Une protection contre le surmenage des cellules souches des follicules pileux
En analysant en détail les voies moléculaires associées au fonctionnement des HFSC, l’équipe de la nouvelle étude a constaté qu’elles ne peuvent pas effectuer correctement leurs fonctions sans la protéine MCL-1, un puissant régulateur apoptotique. Lorsque le taux de cette protéine diminue en raison de facteurs de stress extérieurs, les cellules souches deviennent plus vulnérables et surmenées en tentant de produire de nouveaux cheveux. Sans la protéine pour protéger les cellules, celles-ci s’épuisent jusqu’à finalement s’autodétruire et ne plus produire de cheveux.
Pour l’analogie, les HFSC pourraient être comparées à une équipe d’ouvriers tentant de construire une maison (les cheveux) sur un terrain défriché (le cuir chevelu). Cependant, une équipe de démolition (les facteurs de stress) arrive au même moment et commence à démolir les structures à mesure que les ouvriers progressent. Les ouvriers finissent par stresser jusqu’à l’épuisement complet. Toutefois, grâce à la sécurité offerte par la protéine MCL-1, les démolisseurs sont maintenus à distance et les ouvriers peuvent poursuivre normalement leur travail.

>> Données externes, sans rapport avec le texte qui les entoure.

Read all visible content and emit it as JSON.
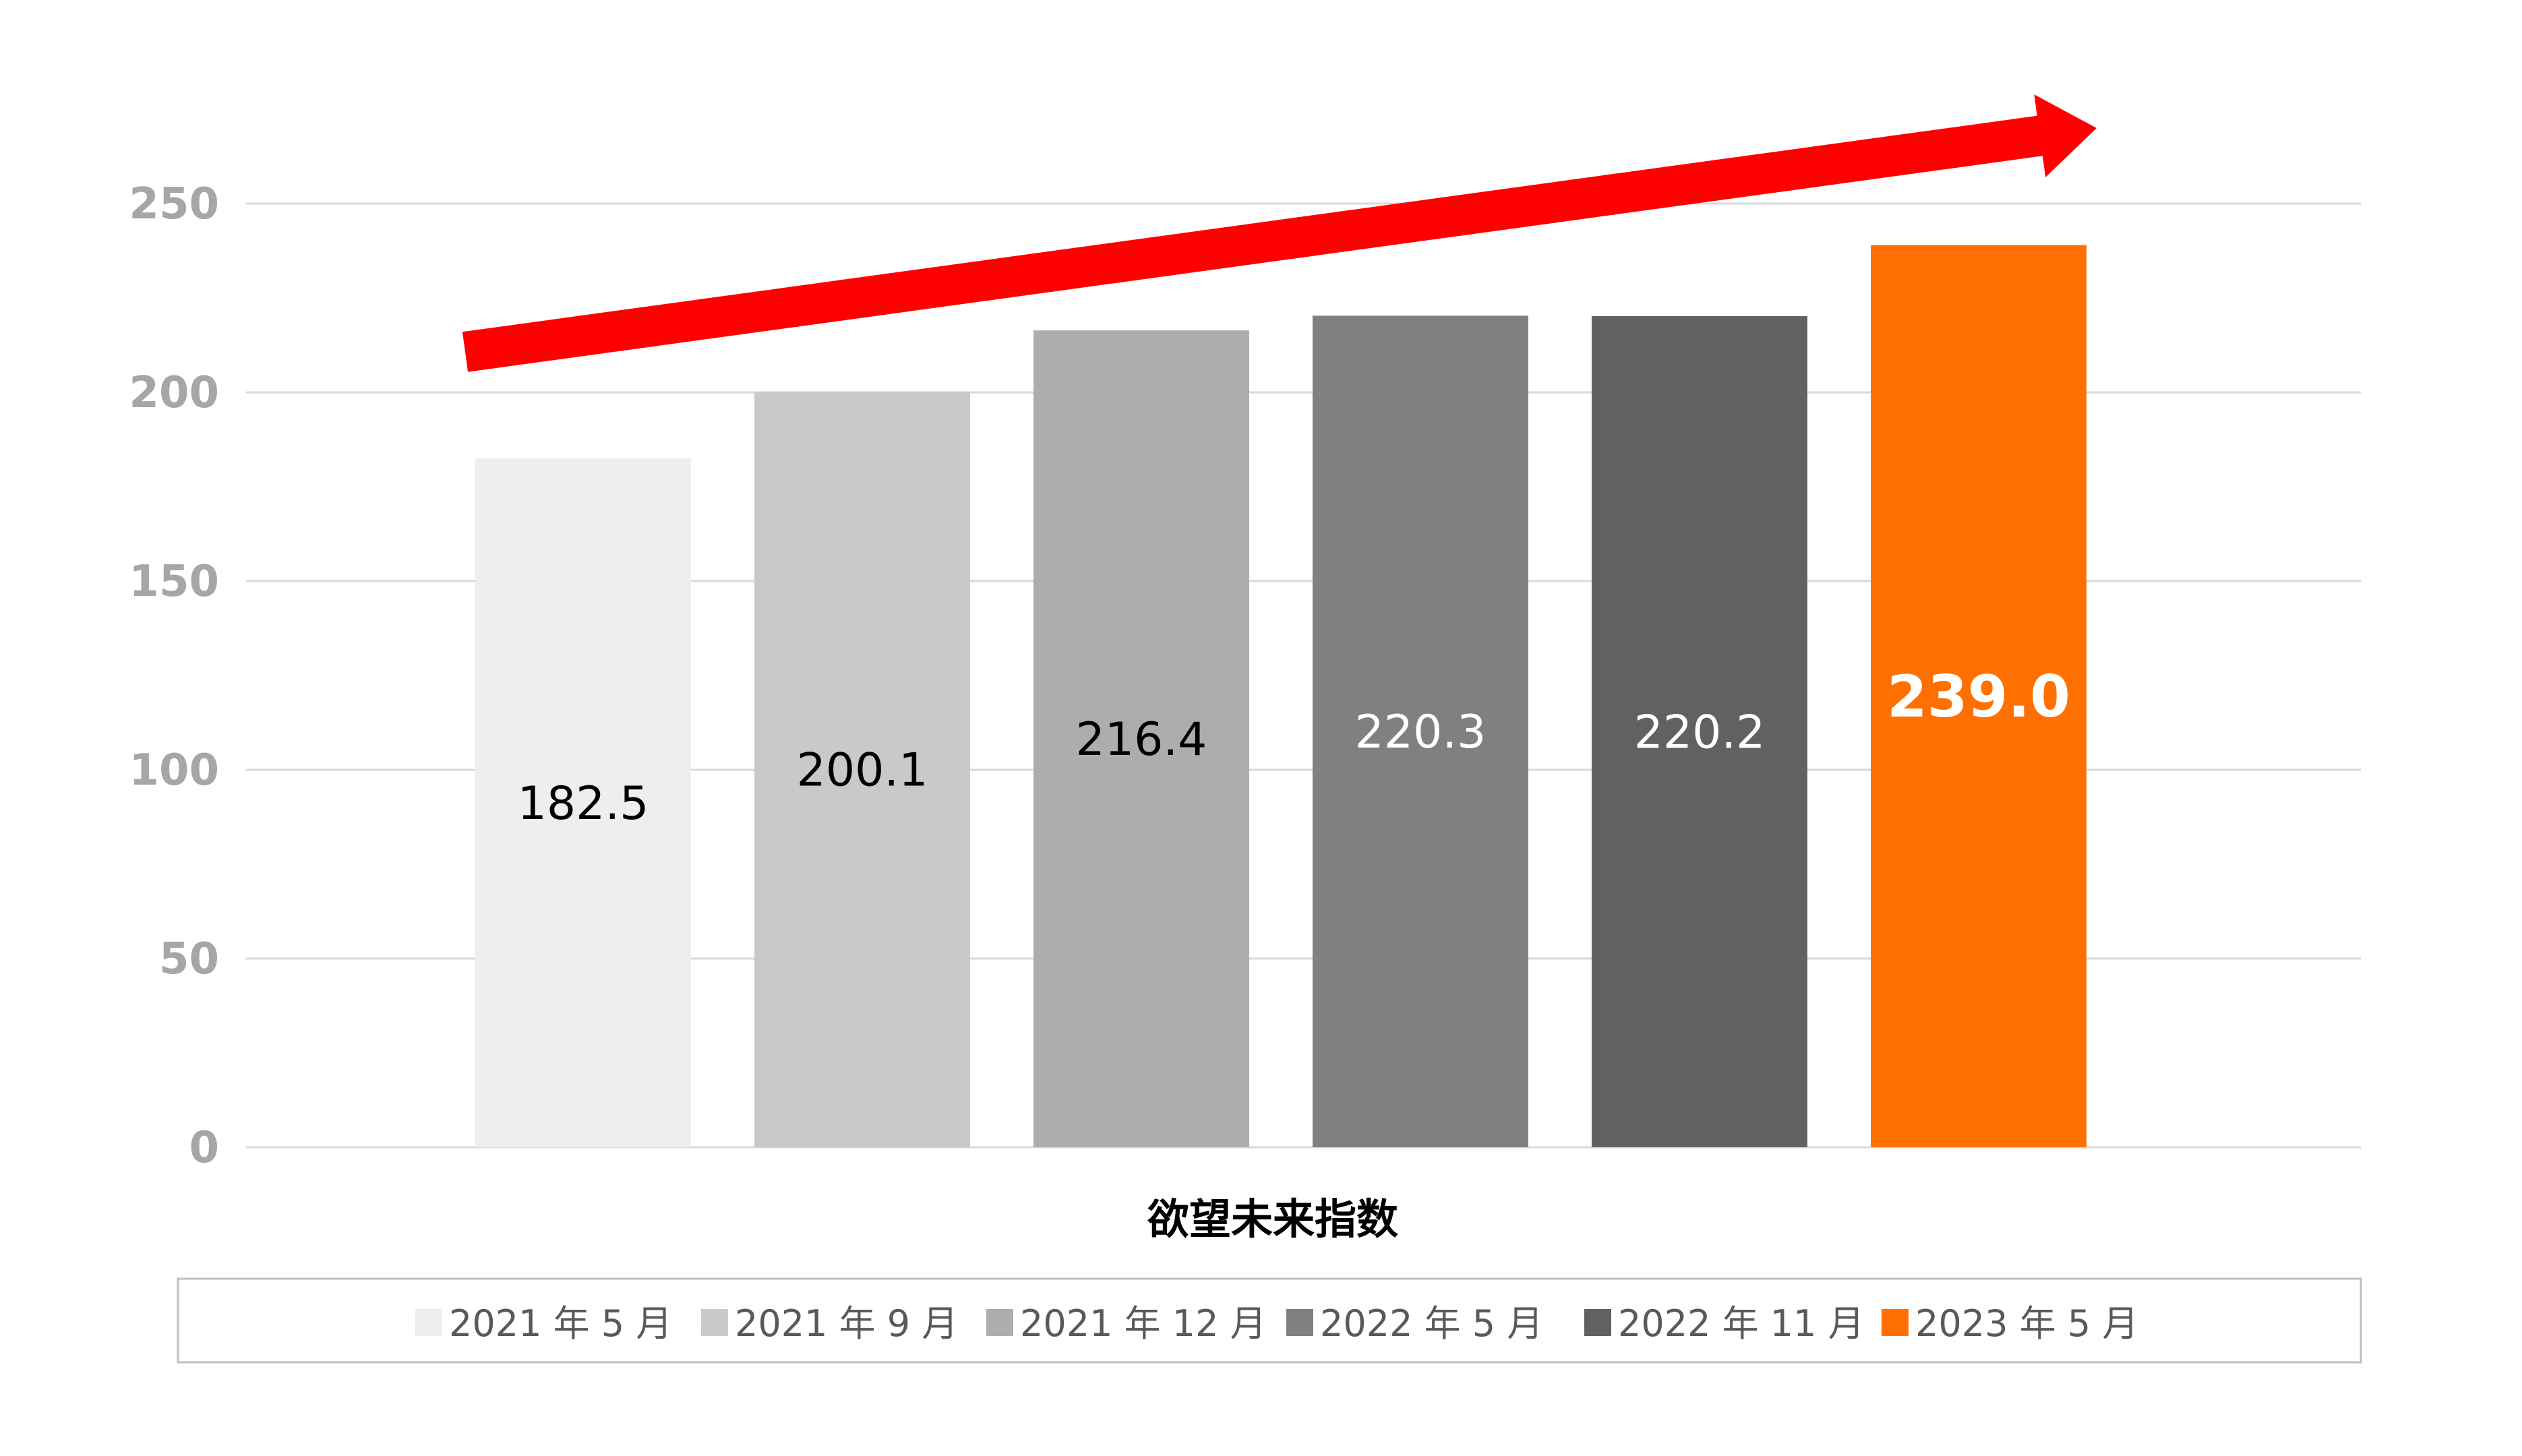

Pour confirmer leurs observations, les chercheurs ont modifié génétiquement des souris en désactivant le gène codant pour la protéine MCL-1 et rasé leurs fourrures afin de voir si elles parviennent à repousser ou non. Ils ont constaté que les HFSC sont restées actives un certain temps, mais se sont rapidement surmenées, ce qui a déclenché la production d’un facteur de stress appelé P53 et finalement conduit à la perte des cellules.
Bien que l’apoptose constitue un mécanisme essentiel pour le renouvellement cellulaire, les HFSC finissent toujours par s’autodétruire sans la protection de la MCL-1, même lorsqu’elles sont particulièrement actives. Ce phénomène a été observé en seulement quelques jours chez les souris. D’un autre côté, la perte d’un seul allèle appelé Bak, un gène effecteur pro-apoptotique, rectifie les défauts induits par la suppression du gène MCL-1 dans les follicules pileux.
« Ces résultats démontrent le rôle essentiel de MCL‑1 dans l’inhibition de l’apoptose induite par le stress prolifératif lorsque les cellules souches quiescentes s’activent pour alimenter la régénération tissulaire », indiquent les chercheurs dans leur document. Ces résultats pourraient contribuer au développement de nouvelles approches thérapeutiques contre la chute des cheveux, en inhibant par exemple la P53 ou en augmentant les niveaux de MCL-1. Davantage de recherches seront nécessaires pour explorer ces hypothèses.